BEIJING (Reuters) - Chinese courts have sentenced 20 people to up to life in jail on charges of separatism and plotting to carry out jihad in the restive far western region of Xinjiang, the government said on Wednesday.
The courts in Kashgar and Bayingol said the 20 - all ethnic Uighurs judging by their names - had had their “thoughts poisoned by religious extremism”, and used cell phones and DVDs “to spread Muslim religious propaganda”, the Xinjiang government said on its official news website (www.ts.cn).
Some of them bought weapons to kill policemen as part of their jihad and spread propaganda related to the banned East Turkestan Islamic Movement, the report said, a group which China says wages a violent campaign for a separate state.
Many Uighurs, a Turkic-speaking Muslim people native to Xinjiang, chafe at Chinese controls on their religion, language and culture.
China has blamed violence in energy-rich Xinjiang - strategically located on the borders of Afghanistan, Pakistan, India and Central Asia - on Islamic separatists who want to establish an independent East Turkestan.
Some Chinese officials have also blamed attacks on Muslim militants trained in Pakistan.
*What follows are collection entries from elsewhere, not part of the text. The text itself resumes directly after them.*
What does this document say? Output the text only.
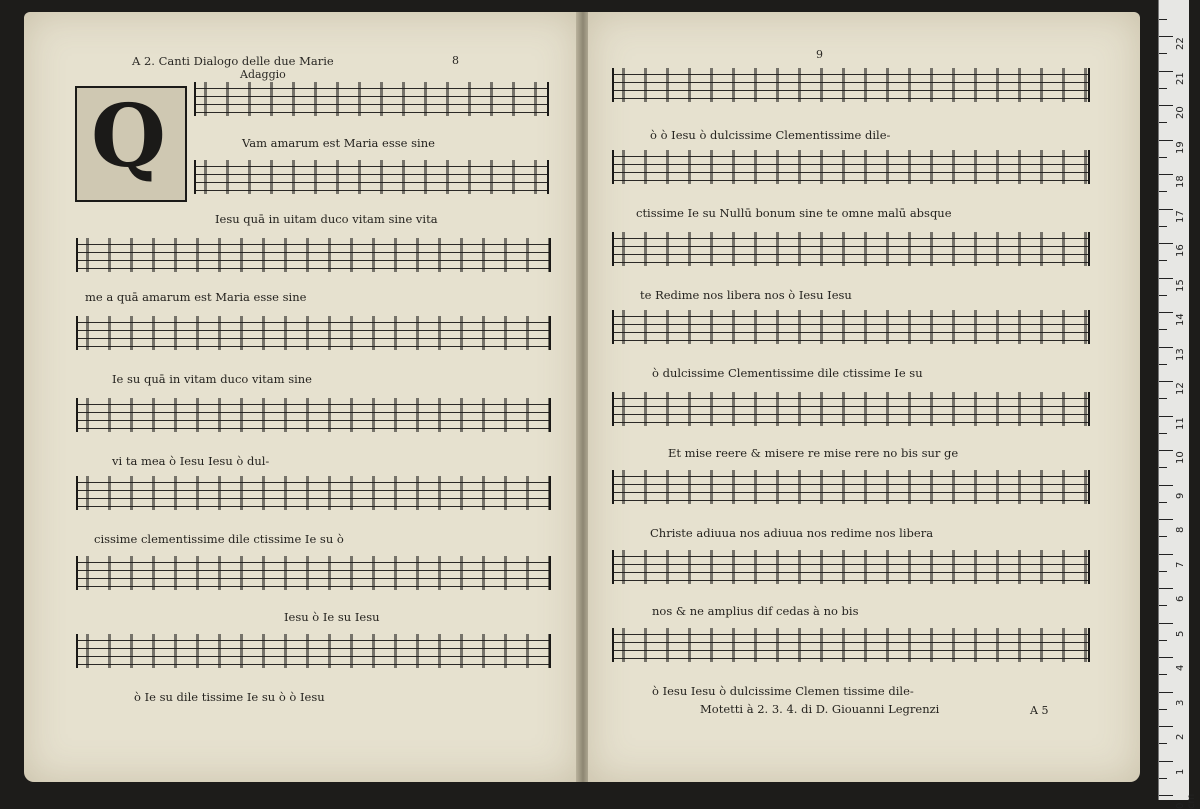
A 2. Canti Dialogo delle due Marie	8
Adaggio
Q	Vam amarum est Maria esse sine
Iesu quā in uitam duco vitam sine vita
me a quā amarum est Maria esse sine
Ie su quā in vitam duco vitam sine
vi ta mea ò Iesu Iesu ò dul-
cissime clementissime dile ctissime Ie su ò
Iesu ò Ie su Iesu
ò Ie su dile tissime Ie su ò ò Iesu
9
ò ò Iesu ò dulcissime Clementissime dile-
ctissime Ie su Nullū bonum sine te omne malū absque
te Redime nos libera nos ò Iesu Iesu
ò dulcissime Clementissime dile ctissime Ie su
Et mise reere & misere re mise rere no bis sur ge
Christe adiuua nos adiuua nos redime nos libera
nos & ne amplius dif cedas à no bis
ò Iesu Iesu ò dulcissime Clemen tissime dile-
Motetti à 2. 3. 4. di D. Giouanni Legrenzi	A 5
0 cm
1
2
3
4
5
6
7
8
9
10
11
12
13
14
15
16
17
18
19
20
21
22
But many rights groups say China overstates the threat to justify its tight grip on the region.
Dilxat Raxit, spokesman for the exiled World Uyghur Congress, said the 20 were actually guilty of no more than listening to the U.S.-funded Radio Free Asia and using the internet to discuss the importance of religious and cultural freedom.
“Giving heavy sentences to Uighurs (on the excuse) of terrorism is China’s special way of carrying out suppression,” he said in an emailed statement.
In December, a Xinjiang court sentenced three men to death and another to life in prison for attempting to hijack an aircraft in June.